Hope this spurs some thoughts for you as it did for me.

What is on my shirt…

What do you pack
to pursue a dream?

… as I go off to pursue a dream! (By the way, this is written on my shirt in our new Santa’s sleigh font. Perfect for this thought…)

I've been quiet, I know… but get ready for a 90-day roller coaster!

The main reason for my being quiet was work… work I couldn’t really talk about. For my first six months at Spreadshirt, Lukasz, Matthias, Michael, and I — along with lots of folks from across the company — worked on mission, strategy, business analysis and organization structure to understand who we were, who we wanted to be, where we were and where we were going. I’m excited about the results, but that’s not the point of this post; I’ll share that in the coming days, weeks and months.

The purpose of this post is what happened around months six through nine, at least from my perspective. The quick version… Lukasz realized he gets more energy from angel investing and advising, than running the daily operations of Spreadshirt. The result of this is that as of today, I’m the global CEO of Spreadshirt. (See “Gadowski Passes CEO Baton to Eggers”, our news release, for more details.)

This was a process of discovery peppered with confusion, excitement, frustration, opportunity, and fear; and I’ll be open and say for the most part, it wasn’t fun. Being the newbie, outsider, and foreigner on this executive board made my position awkward for me and Lukasz, Matthias, and Michael. (One memorable moment was sitting in my Leipzig flat at 2 in the morning, talking through things with Lukasz and telling him overall, I just wanted to go home. That was exhaustion speaking.) Despite that, I feel lucky that they were the team on this journey with me.

Since this blog is about learnings, I thought I’d share my top three from this experience:

  1. Find a “perspective” board. You’ve heard of a sounding board; I’m going to propose a different twist. This is a specific person that you find for a certain perspective. I stumbled upon this. I happened to call Scott Cook, founder of Intuit, for advice on the potential of my being CEO. He gave me that advice, but more importantly, what he gave me was the perspective of what it is like to hand your company over to someone else.

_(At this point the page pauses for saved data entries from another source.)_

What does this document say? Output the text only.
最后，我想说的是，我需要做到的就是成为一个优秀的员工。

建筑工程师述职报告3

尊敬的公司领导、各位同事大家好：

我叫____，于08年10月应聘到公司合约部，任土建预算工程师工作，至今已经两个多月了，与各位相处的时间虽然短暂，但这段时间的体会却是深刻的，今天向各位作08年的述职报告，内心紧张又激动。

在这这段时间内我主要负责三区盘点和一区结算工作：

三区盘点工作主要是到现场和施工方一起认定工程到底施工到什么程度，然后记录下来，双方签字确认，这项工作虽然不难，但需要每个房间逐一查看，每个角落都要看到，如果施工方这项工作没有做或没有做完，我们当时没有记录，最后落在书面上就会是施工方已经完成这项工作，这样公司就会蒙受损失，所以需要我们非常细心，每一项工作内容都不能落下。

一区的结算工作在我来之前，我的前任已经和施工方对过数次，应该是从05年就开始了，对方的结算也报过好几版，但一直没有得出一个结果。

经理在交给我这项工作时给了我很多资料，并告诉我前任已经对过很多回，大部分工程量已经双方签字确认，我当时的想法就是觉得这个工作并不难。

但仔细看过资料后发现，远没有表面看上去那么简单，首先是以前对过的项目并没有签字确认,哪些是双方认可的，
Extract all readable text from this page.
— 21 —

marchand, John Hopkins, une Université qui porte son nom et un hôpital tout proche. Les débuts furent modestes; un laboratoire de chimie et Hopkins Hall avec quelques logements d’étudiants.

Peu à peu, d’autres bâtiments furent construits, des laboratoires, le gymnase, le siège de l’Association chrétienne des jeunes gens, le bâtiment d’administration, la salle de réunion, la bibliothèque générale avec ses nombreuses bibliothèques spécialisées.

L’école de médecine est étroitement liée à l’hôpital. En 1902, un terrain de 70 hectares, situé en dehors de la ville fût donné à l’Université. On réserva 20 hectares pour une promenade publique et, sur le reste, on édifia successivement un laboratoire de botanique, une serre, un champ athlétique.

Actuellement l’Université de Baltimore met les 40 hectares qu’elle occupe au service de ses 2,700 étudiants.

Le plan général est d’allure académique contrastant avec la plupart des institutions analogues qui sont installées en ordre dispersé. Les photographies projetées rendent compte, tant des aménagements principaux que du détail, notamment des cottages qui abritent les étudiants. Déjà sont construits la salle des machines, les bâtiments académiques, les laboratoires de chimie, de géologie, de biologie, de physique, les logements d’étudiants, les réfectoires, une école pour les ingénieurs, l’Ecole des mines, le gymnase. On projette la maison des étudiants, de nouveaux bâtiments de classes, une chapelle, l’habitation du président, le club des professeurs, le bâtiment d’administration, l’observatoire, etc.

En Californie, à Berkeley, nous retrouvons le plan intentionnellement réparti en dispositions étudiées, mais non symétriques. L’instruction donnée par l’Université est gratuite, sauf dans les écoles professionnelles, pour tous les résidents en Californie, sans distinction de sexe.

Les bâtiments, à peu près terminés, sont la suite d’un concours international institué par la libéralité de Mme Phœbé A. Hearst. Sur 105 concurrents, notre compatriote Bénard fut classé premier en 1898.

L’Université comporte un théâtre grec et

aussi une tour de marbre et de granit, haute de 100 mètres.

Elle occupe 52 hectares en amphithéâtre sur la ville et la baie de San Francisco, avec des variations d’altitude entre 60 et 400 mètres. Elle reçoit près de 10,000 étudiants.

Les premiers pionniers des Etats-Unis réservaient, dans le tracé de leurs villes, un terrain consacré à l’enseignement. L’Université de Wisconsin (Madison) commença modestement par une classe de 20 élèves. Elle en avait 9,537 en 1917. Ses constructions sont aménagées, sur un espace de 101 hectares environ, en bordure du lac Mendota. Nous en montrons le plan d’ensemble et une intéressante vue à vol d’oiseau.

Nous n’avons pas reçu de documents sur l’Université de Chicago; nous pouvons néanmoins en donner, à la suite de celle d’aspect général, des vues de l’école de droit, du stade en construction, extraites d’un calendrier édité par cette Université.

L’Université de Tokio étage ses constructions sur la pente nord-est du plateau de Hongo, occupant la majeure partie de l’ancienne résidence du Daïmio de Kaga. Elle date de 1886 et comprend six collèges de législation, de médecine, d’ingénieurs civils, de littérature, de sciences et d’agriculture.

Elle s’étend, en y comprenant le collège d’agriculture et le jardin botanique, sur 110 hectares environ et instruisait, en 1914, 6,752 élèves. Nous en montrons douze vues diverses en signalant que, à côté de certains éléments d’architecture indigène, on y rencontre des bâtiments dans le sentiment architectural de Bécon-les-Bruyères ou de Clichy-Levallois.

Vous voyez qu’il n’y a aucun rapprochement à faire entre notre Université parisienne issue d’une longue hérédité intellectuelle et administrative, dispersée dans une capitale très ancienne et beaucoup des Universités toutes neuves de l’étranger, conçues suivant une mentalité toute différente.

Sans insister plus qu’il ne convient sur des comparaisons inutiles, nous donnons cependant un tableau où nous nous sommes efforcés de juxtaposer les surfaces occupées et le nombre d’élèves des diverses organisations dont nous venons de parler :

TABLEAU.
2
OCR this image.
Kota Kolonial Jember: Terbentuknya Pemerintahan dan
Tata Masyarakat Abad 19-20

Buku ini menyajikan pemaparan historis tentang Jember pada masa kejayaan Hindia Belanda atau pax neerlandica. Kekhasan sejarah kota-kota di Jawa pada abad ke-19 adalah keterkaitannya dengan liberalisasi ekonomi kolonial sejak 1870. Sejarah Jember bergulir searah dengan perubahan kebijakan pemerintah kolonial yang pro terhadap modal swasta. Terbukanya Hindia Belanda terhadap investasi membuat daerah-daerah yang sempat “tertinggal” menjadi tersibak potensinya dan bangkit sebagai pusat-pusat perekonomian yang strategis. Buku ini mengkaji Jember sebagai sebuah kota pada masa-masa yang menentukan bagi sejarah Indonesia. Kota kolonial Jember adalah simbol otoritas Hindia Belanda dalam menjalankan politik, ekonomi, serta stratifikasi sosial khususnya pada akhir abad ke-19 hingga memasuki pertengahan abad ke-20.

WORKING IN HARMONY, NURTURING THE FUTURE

And woah, did that make me put the angst and frustration that I felt at times in perspective.
  2. Make a network map. Call me a geek, but this is an effective tool to think through who is connected to whom, how, and what impact the connections have. It seems calculating, but it is really about making sure you understand the network of what is happening in a complex decision framework. I made big mistakes here, so it is the area I would change the most if I got a “do over”. I was stuck on conversations with Lukasz, and while I did talk with Michael and Matthias, I should have done that more for learning and understanding where they were.
  3. Write down a working together principle. This piece worked well for us. Our working principle was simple: “Don’t assume. Ask questions.” We were pretty dedicated to it, and it felt good to be able to say to someone, “I feel like you are assuming…” and know they would understand immediately and the discussion then changed tone… most often.

I hope these help you in some way. I’m always happy to hear your comments and suggestions.

Now, what is this about the 90-day roller coaster? My goal is to document my first 90 days as the global CEO for Spreadshirt. I’m going to be as open as I can, which if you know Spreadshirt is pretty darned open. So… here’s to day 1! 😀

What is on my shirt today?

If something goes wrong,
        don’t follow it

I got this tip from a fortune cookie and immediately made it into a shirt. I feel that our “working together” principle helped us not follow something when it seemed like it might be going wrong.